As of 2022, the outstanding student loan debt in the United Kingdom reached over 201 billion British pounds. The new scheme plans to help people pay back their student loans, as well as give them some flexibility in the way they study.
What is the LLE (Lifelong Loan Entitlement)?
The LLE is a new system designed to allow more individuals to study in a way that suits them, opening up opportunities for those who may have never considered higher education. It allows people of up to 60 to take out student loans for many types of post-18 courses from degrees to technical qualifications.
This could help to repay people who balance training or studies alongside other commitments such as childcare or financial commitments. The aim of this is to improve social mobility and reduce skills gaps.
How much can you borrow using the LLE?
Under the new plans, individuals will have access to loans equivalent to four years of post-18 education (£37,000 in today’s tuition fees) under the LLE, which they can use flexibly throughout their working lives.
This new change aims to transform the student finance system, providing greater opportunities for learning and enabling workers to retrain and upskill to meet the needs of cutting-edge industries and high-paid jobs of the future.
How can you use the LLE to study?
The loan can be used for full or part-time study for a variety of courses, from degrees to Higher Technical Qualifications (HTQs), including modules. This means that people can pursue their studies in a more flexible way, jumping on and off their learning.
To put the technical study on the same level as academic routes, maintenance support will be expanded to be available across all eligible technical and part-time courses the LLE will fund.
HTQs will also be funded through the new system. These are technical qualifications at levels 4 and 5 (between A level and degree level), which provide essential skills needed for careers from software engineering to nursing to data analysis.
Under the LLE personal account, HTQs will sit side by side with academic routes, transforming the way these qualifications are viewed.
The LLE will provide funding for new modules of courses, which will be introduced in stages: first for HTQs and some technical level 4 and 5 qualifications from launch in 2025, before expanding to further level 4, 5, and 6 qualifications from 2027.
Modules must be part of a full course so that they can be stacked towards full qualifications if people wish, with studying picked up and put down throughout people’s working lives as it suits them. Students who have completed modules will receive a standardized transcript, making it easy to transfer credits.
Who can use the LLE?
People up to age 60 will be entitled to the LLE, including returning students who will have access to any remaining funding once previous student loans are taken into account. For instance, this means that people who studied for a three-year degree will still be entitled to one year’s worth of funding, which could be used to fund another short course or module.

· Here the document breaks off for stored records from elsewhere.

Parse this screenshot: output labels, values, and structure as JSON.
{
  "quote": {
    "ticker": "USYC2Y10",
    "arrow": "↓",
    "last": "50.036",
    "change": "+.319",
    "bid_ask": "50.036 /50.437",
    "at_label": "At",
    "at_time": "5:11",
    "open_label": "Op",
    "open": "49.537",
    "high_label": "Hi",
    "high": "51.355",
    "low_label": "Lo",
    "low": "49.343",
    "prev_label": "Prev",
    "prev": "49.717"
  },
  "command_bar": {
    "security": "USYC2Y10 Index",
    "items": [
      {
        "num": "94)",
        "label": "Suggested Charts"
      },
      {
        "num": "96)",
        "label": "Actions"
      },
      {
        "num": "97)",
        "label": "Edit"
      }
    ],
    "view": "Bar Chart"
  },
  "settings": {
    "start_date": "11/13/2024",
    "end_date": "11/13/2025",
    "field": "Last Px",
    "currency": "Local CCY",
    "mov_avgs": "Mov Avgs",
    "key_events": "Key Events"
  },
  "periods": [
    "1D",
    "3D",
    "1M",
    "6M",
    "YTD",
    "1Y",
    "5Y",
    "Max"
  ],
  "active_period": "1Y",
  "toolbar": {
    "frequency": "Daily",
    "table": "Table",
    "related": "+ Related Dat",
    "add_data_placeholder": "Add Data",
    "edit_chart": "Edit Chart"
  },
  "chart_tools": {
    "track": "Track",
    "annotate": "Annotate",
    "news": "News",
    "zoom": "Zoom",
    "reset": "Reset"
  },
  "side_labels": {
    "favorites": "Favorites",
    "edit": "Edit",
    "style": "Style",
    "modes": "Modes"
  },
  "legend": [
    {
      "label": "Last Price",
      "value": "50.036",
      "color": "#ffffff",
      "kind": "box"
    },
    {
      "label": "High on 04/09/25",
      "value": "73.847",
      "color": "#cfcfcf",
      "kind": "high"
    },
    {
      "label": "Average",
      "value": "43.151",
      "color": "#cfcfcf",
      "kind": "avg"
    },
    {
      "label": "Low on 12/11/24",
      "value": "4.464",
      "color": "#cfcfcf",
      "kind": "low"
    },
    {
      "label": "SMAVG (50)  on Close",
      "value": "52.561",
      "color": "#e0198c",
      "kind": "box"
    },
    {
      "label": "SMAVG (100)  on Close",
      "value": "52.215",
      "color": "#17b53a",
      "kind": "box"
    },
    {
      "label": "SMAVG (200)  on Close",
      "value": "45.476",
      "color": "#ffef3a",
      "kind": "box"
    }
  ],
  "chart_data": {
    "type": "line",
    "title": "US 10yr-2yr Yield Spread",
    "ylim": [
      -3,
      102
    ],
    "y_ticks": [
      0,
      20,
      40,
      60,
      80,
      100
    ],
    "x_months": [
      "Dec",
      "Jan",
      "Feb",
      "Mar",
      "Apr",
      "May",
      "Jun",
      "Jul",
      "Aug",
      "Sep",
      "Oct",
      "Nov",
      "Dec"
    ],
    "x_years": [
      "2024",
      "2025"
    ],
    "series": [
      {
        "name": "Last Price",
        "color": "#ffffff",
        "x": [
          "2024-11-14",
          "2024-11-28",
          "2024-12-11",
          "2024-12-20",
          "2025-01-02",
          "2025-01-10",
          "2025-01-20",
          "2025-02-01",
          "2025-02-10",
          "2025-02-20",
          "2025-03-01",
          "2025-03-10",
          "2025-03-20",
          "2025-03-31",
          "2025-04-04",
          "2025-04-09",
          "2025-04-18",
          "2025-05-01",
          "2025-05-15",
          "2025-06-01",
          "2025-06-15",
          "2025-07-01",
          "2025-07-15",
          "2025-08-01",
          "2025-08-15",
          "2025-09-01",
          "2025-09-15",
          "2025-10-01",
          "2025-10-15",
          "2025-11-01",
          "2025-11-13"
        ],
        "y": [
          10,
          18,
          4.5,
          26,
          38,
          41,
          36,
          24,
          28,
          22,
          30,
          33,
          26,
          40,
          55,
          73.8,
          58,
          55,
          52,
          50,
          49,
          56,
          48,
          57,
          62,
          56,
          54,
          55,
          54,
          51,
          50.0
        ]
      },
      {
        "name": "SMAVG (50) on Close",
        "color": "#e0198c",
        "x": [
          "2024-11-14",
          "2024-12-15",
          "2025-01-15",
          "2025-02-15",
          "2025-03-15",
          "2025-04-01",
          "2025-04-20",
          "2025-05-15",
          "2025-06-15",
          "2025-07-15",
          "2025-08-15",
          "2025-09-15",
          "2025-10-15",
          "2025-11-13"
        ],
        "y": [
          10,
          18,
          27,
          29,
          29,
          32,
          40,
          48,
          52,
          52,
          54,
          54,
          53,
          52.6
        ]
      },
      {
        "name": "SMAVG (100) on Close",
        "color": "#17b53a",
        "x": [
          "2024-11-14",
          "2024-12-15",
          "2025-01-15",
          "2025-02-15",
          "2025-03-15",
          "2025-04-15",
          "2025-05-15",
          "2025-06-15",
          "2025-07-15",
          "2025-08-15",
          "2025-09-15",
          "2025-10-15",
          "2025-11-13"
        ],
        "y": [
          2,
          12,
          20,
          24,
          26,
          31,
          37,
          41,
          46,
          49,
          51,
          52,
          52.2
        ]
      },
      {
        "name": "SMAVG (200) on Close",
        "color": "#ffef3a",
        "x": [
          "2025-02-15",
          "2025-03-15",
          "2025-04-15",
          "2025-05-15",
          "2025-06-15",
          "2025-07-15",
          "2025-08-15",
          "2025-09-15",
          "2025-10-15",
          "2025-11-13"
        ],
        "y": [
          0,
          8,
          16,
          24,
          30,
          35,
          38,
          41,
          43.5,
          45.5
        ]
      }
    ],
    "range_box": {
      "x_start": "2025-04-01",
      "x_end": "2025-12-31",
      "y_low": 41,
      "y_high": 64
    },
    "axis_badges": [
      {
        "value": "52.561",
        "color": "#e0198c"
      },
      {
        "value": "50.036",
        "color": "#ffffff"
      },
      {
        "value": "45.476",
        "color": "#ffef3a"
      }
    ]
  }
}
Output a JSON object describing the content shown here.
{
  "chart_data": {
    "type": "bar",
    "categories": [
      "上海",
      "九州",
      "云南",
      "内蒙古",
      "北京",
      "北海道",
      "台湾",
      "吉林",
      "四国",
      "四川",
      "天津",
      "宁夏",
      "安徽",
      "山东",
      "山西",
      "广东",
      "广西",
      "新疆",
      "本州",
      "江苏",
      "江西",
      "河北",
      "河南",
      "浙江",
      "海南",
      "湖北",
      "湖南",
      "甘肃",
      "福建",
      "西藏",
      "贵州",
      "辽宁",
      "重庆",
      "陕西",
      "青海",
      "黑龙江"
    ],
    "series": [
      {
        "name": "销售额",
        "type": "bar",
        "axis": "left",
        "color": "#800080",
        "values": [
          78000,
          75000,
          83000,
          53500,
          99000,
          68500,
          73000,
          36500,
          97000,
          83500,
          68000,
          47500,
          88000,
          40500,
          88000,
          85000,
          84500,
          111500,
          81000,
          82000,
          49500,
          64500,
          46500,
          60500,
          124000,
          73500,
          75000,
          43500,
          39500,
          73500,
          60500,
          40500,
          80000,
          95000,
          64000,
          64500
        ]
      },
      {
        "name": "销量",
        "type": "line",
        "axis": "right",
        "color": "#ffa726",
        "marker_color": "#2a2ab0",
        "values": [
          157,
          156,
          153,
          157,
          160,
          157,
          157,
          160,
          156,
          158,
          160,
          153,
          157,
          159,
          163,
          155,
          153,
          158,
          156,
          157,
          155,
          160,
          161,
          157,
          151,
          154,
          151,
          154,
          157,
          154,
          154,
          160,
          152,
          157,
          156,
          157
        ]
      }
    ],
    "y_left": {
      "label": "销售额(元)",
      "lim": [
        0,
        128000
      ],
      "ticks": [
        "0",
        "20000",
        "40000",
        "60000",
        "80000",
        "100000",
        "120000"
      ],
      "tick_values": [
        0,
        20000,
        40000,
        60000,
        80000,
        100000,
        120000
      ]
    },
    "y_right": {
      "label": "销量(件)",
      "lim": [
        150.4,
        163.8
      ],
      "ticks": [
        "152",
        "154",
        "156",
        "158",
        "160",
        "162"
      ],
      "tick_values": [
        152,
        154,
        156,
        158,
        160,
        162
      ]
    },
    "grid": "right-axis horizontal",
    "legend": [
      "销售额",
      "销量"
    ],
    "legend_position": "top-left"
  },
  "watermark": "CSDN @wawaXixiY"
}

To encourage as many people as possible to retrain or return to study later in life, the “Equivalent or Lower Qualification (ELQ) exception rule” will also be removed. Previously, people could not return to study at an equivalent or lower level of qualification than they had already received.
Under the new system, anyone wishing to retrain or study at an equivalent or lower level will have finance available to do so. The LLE will ensure changing paths is as easy as possible, or support people to upskill in their current career.
The LLE will replace the previous student finance system from the start of the academic year 2025/26.